Authorities are probing the death of a 52-year-old beggar who died at the Chembur Beggars’ Home on August 28, two days after he was lodged there following his arrest.
The probe was ordered after inmates alleged that the beggar, Mohammed Bashir Abdul Hasan Ansari, was assaulted inside the home and that he could have died because of the injuries he sustained.
Ujjwal Uke, the principal secretary at the Women and Child Development department, told Newsline he was aware of the incident and had ordered a probe. “I came to know about the incident in the evening. I have asked senior officials to carry out a probe and give a report to me,” Uke said.
Ansari, a native of Aminabad in Uttar Pradesh, was picked up by the Mumbai police from Mahim on August 26 under the Bombay (Prevention of Begging) Act and was sent to the beggars’ home in Chembur.
The inmates of the home reportedly told activists working with beggars that Ansari was hit by another inmate with a plastic rod as a result of which he sustained head injuries. Inmates claimed he was tied and left in the barrack. In the morning on August 28, he was found dead.

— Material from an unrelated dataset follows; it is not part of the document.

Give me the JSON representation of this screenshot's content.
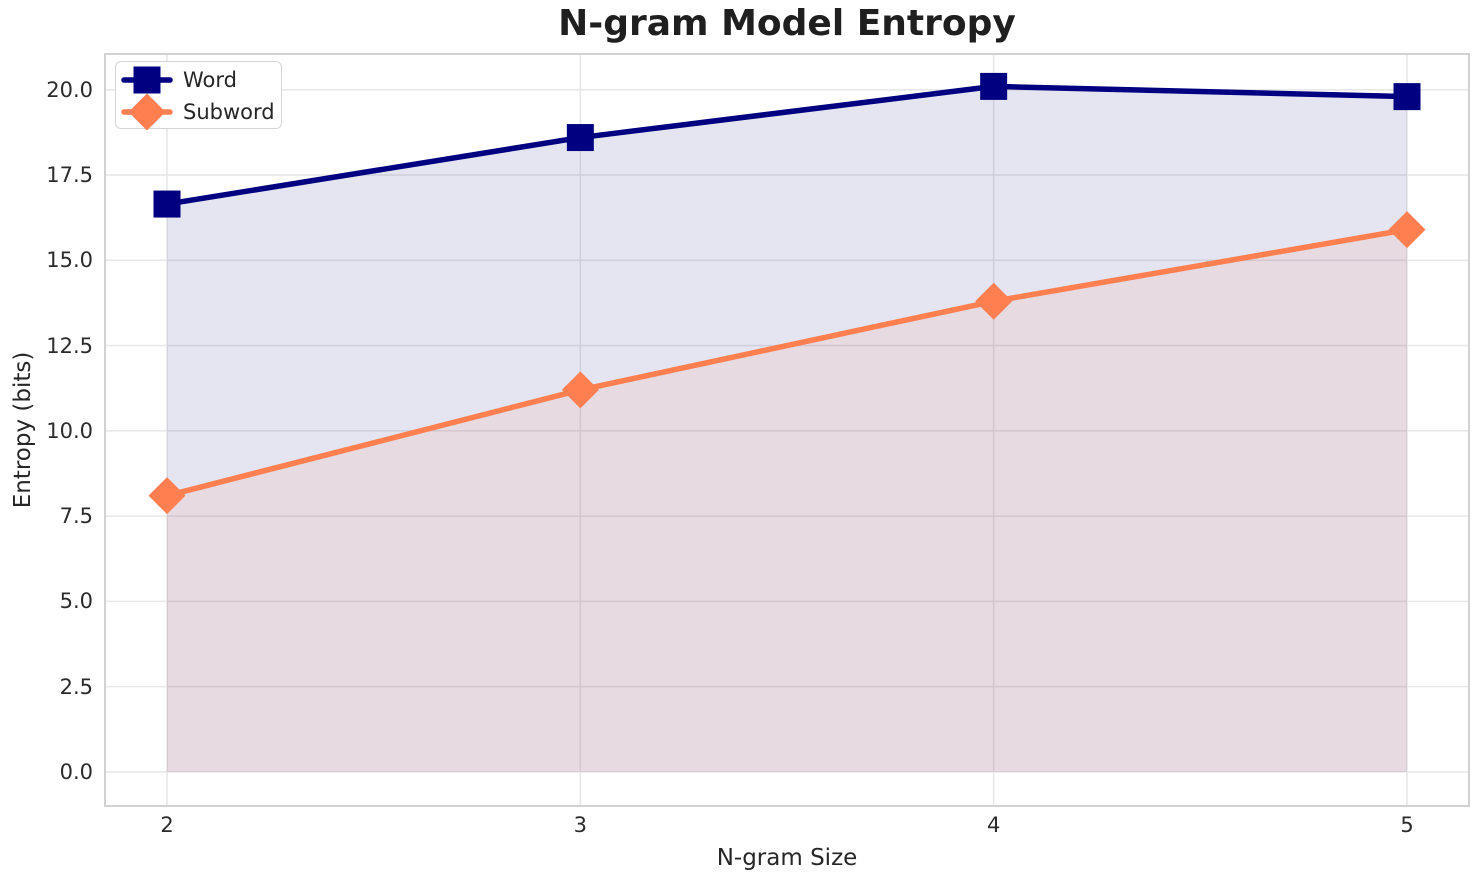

“As soon as we got to know about the incident, we informed senior government officials. There is a need to probe this incident further,” Tarique Mohammad Qureshi, coordinator of Koshish, a Tata Institute of Social Sciences field action project on homelessness and destitution, said.
After his death, Ansari’s body was taken to Rajawadi Hospital where a post-mortem examination was conducted on him. Hospital officials said the reason of death was a fatty liver, which could have been due to heavy drinking.
Activists, however, claim the circumstances leading to his death and the injury on his head needed to be probed.
Interestingly, Ansari was to be presented before a court on Tuesday.
“We cannot challenge the post-mortem report. But the circumstances and incident that led to the death need to be probed so that such incidents do not occur again,” Qureshi said.
This is the second incident in a year when an inmate has died inside the Chembur Beggars’ Home.
Senior officials of the Beggars’ Home did not respond to calls.
Apart from being the most deprived and marginalised sections living stigmatised lives on the fringes of our society, beggars in India also face the ignominy of being deemed criminals under a 1959 Act called the Bombay (Prevention of Begging) Act.
Under the Act, anyone having no visible means of subsistence and found wandering about in a public space is deemed a beggar and can be picked up.
There are presently 13 beggar homes in the state with the combined capacity of holding close to 5,000 inmates. There have been questions over the treatment of inmates in such homes and calls for reforms in the way that people picked up under the Act are treated.